I just wanted to add that when I first had what I now know was a nervous breakdown, I relied on Diazipam, Propranolol and have been on 10mg Citalopram for the two years since. Meds certainly stabilised me enough to rebuild my life through the self help route and I for one am not knocking their use. A low dose of Citalopram seems to work very well for me but as you point out Gordon, we are all different and I have known others here who have needed much more of the drug to get the same effect. I am now only taking the Citalopram and about to wean myself off of them. I will ask the doc for help again though if i can't manage to balance my chemicals :).

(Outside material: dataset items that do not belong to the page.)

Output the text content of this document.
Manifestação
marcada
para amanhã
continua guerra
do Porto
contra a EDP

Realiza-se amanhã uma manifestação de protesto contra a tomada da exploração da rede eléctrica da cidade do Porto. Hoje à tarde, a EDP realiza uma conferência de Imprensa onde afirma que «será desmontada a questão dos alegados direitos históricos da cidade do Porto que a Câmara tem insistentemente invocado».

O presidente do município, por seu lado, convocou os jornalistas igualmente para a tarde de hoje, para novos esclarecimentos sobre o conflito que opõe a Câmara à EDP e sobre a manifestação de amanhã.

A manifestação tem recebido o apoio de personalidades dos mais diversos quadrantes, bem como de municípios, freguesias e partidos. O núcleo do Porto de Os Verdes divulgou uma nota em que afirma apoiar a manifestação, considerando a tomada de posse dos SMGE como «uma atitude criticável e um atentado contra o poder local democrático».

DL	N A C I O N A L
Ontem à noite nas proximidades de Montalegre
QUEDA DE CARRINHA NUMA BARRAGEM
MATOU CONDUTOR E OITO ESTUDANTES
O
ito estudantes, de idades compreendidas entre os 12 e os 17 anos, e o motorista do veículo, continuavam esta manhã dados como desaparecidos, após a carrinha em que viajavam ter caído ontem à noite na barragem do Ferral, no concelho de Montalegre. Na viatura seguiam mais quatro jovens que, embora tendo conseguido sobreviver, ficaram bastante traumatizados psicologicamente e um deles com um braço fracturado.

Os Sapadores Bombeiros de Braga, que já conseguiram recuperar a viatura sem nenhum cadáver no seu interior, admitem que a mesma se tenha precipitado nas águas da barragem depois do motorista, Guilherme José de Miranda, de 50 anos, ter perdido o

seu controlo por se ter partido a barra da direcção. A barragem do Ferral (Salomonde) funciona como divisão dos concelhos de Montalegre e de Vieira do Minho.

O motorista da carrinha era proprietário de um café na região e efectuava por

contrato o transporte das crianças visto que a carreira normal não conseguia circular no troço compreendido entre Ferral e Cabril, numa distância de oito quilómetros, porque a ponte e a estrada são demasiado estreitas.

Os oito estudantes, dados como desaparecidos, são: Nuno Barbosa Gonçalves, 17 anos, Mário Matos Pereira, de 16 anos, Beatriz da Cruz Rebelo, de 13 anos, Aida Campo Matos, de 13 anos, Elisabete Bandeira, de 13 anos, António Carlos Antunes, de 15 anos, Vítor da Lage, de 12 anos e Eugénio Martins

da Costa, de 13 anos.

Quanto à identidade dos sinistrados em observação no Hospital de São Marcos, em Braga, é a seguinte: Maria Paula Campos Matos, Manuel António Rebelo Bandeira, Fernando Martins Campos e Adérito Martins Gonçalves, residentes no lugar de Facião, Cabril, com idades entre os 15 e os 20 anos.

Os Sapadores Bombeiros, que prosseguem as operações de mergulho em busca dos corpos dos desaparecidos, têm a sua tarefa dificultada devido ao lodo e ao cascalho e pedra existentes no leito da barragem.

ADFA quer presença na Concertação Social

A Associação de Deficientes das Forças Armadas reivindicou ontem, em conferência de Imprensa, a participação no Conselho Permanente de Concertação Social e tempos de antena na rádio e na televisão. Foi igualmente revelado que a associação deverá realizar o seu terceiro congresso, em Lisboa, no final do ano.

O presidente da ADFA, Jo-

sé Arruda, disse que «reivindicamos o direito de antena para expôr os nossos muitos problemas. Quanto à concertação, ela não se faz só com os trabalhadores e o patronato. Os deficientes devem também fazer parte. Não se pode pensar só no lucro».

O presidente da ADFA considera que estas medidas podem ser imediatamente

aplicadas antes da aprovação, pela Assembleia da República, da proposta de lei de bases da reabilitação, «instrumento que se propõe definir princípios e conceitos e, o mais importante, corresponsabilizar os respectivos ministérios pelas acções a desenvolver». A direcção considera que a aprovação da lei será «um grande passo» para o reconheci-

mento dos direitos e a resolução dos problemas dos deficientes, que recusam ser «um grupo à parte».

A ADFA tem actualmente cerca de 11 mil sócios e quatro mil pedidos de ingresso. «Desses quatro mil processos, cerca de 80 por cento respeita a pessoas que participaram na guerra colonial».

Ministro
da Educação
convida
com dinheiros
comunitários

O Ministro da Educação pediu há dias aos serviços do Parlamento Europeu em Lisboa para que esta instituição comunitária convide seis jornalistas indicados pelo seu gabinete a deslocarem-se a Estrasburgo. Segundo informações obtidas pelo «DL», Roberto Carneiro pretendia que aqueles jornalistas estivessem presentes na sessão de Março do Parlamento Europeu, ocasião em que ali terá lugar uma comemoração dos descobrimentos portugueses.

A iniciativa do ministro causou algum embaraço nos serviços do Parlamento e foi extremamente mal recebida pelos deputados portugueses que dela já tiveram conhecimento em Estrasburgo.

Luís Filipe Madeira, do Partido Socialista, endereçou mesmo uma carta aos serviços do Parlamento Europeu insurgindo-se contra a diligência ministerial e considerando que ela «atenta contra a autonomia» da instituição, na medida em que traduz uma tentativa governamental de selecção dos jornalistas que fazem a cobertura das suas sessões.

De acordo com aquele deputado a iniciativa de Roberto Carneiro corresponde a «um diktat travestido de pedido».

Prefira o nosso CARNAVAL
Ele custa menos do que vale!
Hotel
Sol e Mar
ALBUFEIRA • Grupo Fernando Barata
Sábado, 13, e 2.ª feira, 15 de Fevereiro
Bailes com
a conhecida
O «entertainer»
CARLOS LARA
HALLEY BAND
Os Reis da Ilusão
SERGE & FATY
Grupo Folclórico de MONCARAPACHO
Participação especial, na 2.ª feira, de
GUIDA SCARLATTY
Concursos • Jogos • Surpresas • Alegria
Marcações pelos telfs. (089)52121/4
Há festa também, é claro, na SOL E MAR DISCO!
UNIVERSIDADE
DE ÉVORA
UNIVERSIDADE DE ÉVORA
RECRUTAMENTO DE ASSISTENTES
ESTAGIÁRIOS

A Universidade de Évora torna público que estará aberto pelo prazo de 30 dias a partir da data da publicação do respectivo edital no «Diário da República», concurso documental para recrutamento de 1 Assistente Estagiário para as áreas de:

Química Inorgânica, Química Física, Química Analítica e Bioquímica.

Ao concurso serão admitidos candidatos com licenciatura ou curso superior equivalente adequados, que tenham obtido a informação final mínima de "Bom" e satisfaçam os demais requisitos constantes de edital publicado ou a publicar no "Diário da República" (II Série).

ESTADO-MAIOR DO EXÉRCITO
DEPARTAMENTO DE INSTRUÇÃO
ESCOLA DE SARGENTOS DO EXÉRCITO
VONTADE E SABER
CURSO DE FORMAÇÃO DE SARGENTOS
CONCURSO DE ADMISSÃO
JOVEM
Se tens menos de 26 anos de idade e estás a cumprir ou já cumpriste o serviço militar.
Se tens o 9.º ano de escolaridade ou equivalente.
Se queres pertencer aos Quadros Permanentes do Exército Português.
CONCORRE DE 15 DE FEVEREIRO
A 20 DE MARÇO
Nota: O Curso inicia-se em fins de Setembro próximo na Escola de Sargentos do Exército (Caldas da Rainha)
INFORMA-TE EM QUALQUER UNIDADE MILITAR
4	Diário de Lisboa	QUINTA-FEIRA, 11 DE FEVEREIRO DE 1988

I wish you all well anxiety buddies...onwards and upwards and all that :bighug1:Veronicax

Gordon64
22-06-10, 18:01
Hi Veronica

Thanks for that-this forum is a godsend-wish I'd discovered it a while back.

I've had time to reflect on recent events-Mirtazapine may not have been ideal but I look back to the way I was only a week ago while still on it and state I am now in (which hopefully Citalopram will help) and realise it must have been doing something right.

Guess my point is that I now accept that I have to stay the course with the Citalopram and let it do it's work-I am sure all the people who contribute to this site would love to see a day when they could be pill free but I accept at the moment I need their assistance.

Thanks again

Gordon

ElizabethJane
22-06-10, 22:46
Hi Gordon I just wanted to reply to your thread. Duloxetine did not suit me either. So ill and giddy and vomiting. I thought that I had to put up with the side effects but DR J did not. I'm not sure what happened with you and mirtazapine? The first time I went on it I piled on loads of weight relapsed and then went back on it again. My weight has remained stable. Withdrawals were horrible and I have described them elsewhere. I needed valium in transition. All I can say is that the withdrawals will pass. It will be difficult to know what is what in terms of side effects from the citalopram. Take care. EJ.

Gordon64
23-06-10, 01:06
Hi EJ

It's 1 am and I'm all over the place now. Really hot and nervy and disorientated-how much is the adjustment to Citalopram and how much w/d from Mirt I don't really know but it's a scary place right now. My appetite has plumetted with exception of yesterday morning when body told me to eat and I went to a local cafe and had a full breakfast, not something I ever do really.
At least on Mirt I was eating (too much though as you say).

I know I have to ride this out but by God it's hellish-anxiety all over the shop-I see my counsellor tomorrow morning but am trying to keep in at work as well where I really am in last chance saloon so really worried. Sorry to go on just needed to get it off my chest.